Militants deny link to Pakistani doctor in bin Laden case
DERA ISMAIL KHAN/PESHAWAR, Pakistan
DERA ISMAIL KHAN/PESHAWAR, Pakistan (Reuters) - Deepening the mystery in a case that is straining Islamabad's relations with Washington, a Pakistani militant group said on Thursday it never had ties to a doctor who helped the CIA find Osama bin Laden, even though he was jailed for aiding them.
Last week, after Dr Shakil Afridi was convicted by a court in the Khyber tribal region near the Afghan border, Pakistani officials said the decision was based on treason charges for helping the CIA and conspiring against the state.
After that announcement rankled the United States, Pakistani officials said the doctor had a history of womanizing, sexual harassment and assault and stealing, allegations that could not be independently confirmed.
A court document released on Wednesday stated that Afridi was imprisoned for 33 years for supporting the Lashkar-e-Islam (LI) militant group.
"There is no truth to this. We want to get him ourselves. If we get hold of him, we are going to punish him according to sharia law," Abdul Rasheed, an LI commander, told Reuters.
Rasheed said Afridi was a bad doctor who had mistreated people and that was why the militants wanted to punish him.
"He is a traitor, an enemy of Islam, a greedy blackmailer."
The comments are likely to raise new questions about Afridi's case, which has come to symbolize the strains in the alliance between Pakistan and the United States. U.S. officials hail Afridi as a hero who helped the CIA track down bin Laden.
The al Qaeda chief was killed by U.S. Navy SEALs in a raid in the Pakistani garrison town of Abbottabad in May last year.
U.S. Defense Secretary Leon Panetta suggested Afridi's sentence would hurt efforts to repair ties damaged by several events, including the unilateral raid that killed bin Laden.
Pakistani officials describe bin Laden's long presence in Abbottabad as a security lapse and reject suggestion that members of the military or intelligence services were complicit in hiding him there
U.S.-Pakistan cooperation is critical for weakening the Taliban insurgency in neighboring Afghanistan.
Failure to do so could hurt President Barack Obama's re-election bid. The United States and Pakistan are deadlocked in talks over re-opening supply routes through Pakistan to NATO troops in Afghanistan - closed by Islamabad after a NATO cross-border air attack killed 24 Pakistani soldiers last year.
In Washington, government sources said the United States was making strenuous efforts to win Afridi's release from jail.
LED BY FORMER BUS DRIVER
Citing intelligence reports, the court document states that Afridi was "in league" with LI, providing it with funding and medical treatment for its leaders. It noted his "love" for the group's leader, Mangal Bagh, a former bus driver turned warlord.
LI is a relatively small militant group based in Khyber, one of seven ethnic Pashtun tribal districts along the border that have never come under full government control.
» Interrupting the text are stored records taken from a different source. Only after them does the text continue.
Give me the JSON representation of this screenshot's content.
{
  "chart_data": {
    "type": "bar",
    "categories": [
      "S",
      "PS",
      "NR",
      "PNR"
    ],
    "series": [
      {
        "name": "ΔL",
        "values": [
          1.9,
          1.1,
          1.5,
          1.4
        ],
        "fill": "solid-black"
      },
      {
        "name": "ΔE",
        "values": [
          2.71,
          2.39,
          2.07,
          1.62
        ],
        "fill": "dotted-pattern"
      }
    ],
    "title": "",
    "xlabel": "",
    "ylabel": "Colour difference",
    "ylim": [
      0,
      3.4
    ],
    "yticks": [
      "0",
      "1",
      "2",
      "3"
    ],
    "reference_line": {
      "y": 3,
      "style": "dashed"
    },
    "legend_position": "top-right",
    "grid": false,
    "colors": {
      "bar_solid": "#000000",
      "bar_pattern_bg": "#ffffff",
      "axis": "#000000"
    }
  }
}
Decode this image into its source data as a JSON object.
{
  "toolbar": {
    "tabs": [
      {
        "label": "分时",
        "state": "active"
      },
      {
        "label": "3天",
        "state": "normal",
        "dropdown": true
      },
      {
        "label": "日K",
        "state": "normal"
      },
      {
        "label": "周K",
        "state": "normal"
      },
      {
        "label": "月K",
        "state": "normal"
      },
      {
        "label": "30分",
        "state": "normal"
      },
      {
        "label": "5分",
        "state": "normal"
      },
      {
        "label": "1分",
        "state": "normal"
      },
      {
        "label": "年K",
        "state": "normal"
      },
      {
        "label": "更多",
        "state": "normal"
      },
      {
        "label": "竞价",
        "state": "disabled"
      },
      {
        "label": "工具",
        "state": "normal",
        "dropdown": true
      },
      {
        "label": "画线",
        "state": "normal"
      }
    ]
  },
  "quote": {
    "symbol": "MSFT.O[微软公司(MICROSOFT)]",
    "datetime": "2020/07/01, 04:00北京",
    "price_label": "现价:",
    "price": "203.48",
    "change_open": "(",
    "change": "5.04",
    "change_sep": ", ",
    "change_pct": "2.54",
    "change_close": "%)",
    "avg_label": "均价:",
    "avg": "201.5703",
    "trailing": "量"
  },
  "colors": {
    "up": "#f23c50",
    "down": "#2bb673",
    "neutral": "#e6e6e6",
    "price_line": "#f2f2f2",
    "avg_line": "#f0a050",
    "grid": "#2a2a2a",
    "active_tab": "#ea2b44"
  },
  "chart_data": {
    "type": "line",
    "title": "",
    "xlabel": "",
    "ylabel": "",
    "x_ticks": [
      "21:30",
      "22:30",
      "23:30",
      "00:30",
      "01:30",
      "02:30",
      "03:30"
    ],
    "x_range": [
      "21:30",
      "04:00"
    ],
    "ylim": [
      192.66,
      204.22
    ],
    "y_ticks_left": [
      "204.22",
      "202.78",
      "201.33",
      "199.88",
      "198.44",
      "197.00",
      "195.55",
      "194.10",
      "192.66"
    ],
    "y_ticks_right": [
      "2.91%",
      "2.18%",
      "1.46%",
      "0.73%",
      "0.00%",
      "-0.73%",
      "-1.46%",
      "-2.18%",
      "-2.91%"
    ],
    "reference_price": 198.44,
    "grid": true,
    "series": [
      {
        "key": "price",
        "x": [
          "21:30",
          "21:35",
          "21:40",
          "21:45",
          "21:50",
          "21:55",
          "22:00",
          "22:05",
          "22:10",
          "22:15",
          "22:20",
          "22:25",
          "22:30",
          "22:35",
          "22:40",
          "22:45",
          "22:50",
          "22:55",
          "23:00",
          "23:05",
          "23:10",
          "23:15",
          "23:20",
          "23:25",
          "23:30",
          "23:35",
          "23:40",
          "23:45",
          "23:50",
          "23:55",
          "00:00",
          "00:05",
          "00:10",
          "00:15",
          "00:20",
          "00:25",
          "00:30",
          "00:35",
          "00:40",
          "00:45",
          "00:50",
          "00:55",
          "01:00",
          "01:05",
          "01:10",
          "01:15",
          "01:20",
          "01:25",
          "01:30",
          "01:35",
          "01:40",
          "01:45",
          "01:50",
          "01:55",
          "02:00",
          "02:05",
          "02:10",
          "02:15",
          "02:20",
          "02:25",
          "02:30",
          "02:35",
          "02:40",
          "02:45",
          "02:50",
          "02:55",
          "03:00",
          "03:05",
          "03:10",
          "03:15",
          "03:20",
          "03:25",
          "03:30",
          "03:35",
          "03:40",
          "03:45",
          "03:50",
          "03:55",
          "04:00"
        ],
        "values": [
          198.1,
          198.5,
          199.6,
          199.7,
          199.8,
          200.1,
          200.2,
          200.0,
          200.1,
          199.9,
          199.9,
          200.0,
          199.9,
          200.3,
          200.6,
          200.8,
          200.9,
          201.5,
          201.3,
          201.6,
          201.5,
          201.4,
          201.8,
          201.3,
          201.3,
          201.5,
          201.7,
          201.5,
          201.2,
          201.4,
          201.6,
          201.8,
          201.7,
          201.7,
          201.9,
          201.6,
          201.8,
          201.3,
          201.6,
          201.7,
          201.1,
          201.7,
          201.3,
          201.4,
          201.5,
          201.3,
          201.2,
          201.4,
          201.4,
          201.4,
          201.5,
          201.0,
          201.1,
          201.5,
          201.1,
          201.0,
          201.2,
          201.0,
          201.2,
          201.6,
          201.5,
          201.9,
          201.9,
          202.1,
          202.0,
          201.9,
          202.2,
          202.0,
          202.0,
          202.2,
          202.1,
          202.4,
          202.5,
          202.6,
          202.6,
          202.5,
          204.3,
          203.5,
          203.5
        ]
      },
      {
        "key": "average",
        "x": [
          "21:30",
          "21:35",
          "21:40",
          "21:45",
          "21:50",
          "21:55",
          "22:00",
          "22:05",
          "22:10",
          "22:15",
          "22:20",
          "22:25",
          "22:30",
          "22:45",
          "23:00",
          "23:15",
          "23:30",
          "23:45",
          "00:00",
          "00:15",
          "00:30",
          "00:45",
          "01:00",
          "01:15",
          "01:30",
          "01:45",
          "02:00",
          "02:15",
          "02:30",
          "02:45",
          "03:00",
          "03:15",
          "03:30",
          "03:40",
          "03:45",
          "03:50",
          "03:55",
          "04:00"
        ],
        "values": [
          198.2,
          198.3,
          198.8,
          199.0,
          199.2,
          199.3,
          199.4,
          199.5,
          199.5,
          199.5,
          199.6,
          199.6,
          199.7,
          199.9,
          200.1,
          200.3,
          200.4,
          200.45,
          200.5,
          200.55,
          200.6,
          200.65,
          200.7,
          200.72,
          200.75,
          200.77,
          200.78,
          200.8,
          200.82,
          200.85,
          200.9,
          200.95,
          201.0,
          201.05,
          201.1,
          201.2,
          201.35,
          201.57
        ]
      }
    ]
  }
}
It is not allied with any of the other major militant groups operating in nuclear-armed Pakistan.
U.S. officials often describe Pakistan as an unreliable partner in the war on militancy and demand tougher action against militant groups. Critics also say the judicial system has failed to take decisive action. Convictions for terrorism are rare, with appeals dragging on for years.
Pakistan security forces face an array of militant groups which sometimes battle each other, but often share the goal of toppling the government and imposing shariah law.
LI had several bloody clashes with the al-Qaeda linked Pakistani Taliban, seen as the biggest security threat to Pakistan, one of the most unstable countries in the world.
Former and current Pakistani security and intelligence officials say Afridi was a poorly qualified doctor.
LI, which made similar accusations, could be attacked by other militant organizations if it is seen as having cooperated with Afridi, who is in his late 40s.
"We punished him three years ago after people complained about him. He conducted improper surgeries, sold poor quality medicines and blackmailed people," said Rasheed.
"We caught him, fined him and distributed that money to the affected people. His surgeries had disabled many people. The government is inept so it never acted against him."
Afridi was tried in a tribal administration court, under laws which do not carry the death penalty. Some analysts said the decision was made to appease the United States.
The Pakistani Taliban had a similar interpretation.
"Shakil Afridi is a traitor, and the only punishment for a traitor is death. Pakistan's rulers are afraid of America, so they are not sentencing him to death," Pakistani Taliban spokesman Ehsanullah Ehsan told Reuters.
"Dr. Shakil Afridi caused the martyrdom of Osama bin Laden, who was a hero of Islam. If the Taliban get their hands on Shakil Afridi, we will cut him to pieces."
Afridi is in solitary confinement because authorities at the prison in the northwestern city of Peshawar fear militants or others may try to kill him.
"It is, therefore, necessary that under the present circumstances, the doctor should be given maximum security. He should be made secure," said his lawyer Samiullah Afridi.